I still take the train to Philadelphia sometimes, but rarely commuter times so when I took the train yesterday from the Walter Rand Transportation Center in downtown Camden, I revisited morning rush hour.
I hopped on the last car called THE QUIET TRAIN and I stood because there were no seats. I observed my fellow passengers. No one spoke a word.
People texted and played games on cell phones.
They read books on I-PADS and Kindles.
No one hid behind big newspaper pages as they used to do, but a few held the free small newspaper in their hands.
One woman stood holding the pole near the door and read Anne Lamott’s TRAVELING MERCIES. I was too far from her to catch her eye and to ask how she liked it. I wanted to tell her that I saw Anne Lamott in person—well, from across a crowded auditorium at the Free Public Library of Philadelphia. I don’t know if she would have been interested, but I would have tried to talk to her.
When I got off at 16th and Locust Streets, the quiet ended. People almost ran from the train to get in line to get up the steps to the street. It was every man and woman for himself and herself. You’d better stand by the wall if you needed to tie a shoe or put on your gloves without getting knocked down.
The commuter aggression that I remembered from the old days had not been eradicated from sitting on that civilized quiet car.

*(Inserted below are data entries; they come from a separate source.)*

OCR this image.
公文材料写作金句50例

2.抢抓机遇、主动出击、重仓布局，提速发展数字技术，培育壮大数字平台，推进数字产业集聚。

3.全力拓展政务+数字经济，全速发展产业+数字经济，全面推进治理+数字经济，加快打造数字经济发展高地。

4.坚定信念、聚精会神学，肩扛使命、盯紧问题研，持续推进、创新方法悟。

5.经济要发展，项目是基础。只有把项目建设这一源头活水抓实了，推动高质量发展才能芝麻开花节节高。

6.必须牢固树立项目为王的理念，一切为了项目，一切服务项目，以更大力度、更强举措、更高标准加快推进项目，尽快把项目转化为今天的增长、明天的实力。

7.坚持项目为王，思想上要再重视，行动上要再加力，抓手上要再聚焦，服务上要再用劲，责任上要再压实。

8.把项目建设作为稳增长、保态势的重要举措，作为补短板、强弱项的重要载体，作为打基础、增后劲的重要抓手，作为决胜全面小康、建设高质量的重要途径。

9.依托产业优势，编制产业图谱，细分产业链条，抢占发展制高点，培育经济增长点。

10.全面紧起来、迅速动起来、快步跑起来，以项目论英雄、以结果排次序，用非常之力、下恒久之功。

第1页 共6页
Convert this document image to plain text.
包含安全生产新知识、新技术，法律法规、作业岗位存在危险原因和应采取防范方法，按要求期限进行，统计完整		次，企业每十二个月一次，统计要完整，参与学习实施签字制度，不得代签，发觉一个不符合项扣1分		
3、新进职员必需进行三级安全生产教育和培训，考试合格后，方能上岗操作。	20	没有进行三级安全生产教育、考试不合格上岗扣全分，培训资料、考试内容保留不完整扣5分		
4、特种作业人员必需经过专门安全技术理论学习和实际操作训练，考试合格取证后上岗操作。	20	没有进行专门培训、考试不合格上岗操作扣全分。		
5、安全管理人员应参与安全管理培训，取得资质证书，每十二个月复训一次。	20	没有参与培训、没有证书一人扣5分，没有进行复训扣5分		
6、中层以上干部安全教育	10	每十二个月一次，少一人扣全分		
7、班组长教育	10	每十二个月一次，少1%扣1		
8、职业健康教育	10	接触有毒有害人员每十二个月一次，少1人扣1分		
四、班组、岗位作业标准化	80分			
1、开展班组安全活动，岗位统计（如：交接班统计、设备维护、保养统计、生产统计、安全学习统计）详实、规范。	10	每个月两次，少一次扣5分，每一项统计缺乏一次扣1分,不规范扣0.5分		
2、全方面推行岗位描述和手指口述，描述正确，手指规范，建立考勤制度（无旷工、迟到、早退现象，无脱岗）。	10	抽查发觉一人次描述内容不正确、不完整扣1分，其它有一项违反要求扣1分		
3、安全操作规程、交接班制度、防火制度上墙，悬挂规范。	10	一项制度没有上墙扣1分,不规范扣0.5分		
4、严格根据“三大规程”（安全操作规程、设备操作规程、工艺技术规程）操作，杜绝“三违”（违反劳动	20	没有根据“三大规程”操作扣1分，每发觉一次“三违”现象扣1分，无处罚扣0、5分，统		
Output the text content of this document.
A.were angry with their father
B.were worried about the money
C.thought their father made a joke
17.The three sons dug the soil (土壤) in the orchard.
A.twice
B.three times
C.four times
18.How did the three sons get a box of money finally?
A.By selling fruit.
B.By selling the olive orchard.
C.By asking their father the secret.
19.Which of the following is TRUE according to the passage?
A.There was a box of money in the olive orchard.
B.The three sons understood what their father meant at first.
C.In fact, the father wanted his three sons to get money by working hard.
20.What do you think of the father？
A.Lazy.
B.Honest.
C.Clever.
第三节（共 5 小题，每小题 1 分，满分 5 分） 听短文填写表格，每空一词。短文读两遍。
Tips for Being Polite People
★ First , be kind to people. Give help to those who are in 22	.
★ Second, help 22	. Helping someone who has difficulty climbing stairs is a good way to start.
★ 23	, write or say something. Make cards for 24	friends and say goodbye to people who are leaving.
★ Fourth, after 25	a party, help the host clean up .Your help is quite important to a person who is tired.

I waited for some moments for the line of passengers going up to start to move and I prepared myself mentally climb up those cement steps without pause. People needed to get to work on time and they weren’t going to walk up to the street in a leisurely fashion because I’m not as fast as I was forty-some years ago.
The line of people teeming down the steps stopped. The line of people going up the steps stopped, too. No one said a word. It was the QUIET TRAIN atmosphere again, but here the cease of activity and noise seemed weird.
What was happening? We stood in the damp cold and silence for what seemed a long time. So much for a day out in Philly… I’d never seen this situation. What my husband calls my writer’s imagination took over. I imagined the worst scenarios.
Finally, a man in a down jacket with a serious face and a cane walked down the stairs and his dog followed him. Step by step, they made it to the bottom of the stairs and dozens of passengers stood like statues, waiting on the “up” side of the stairs.
When the man and his dog got several feet away from the stairs, the horde came alive and surged to leave the station or to get a train.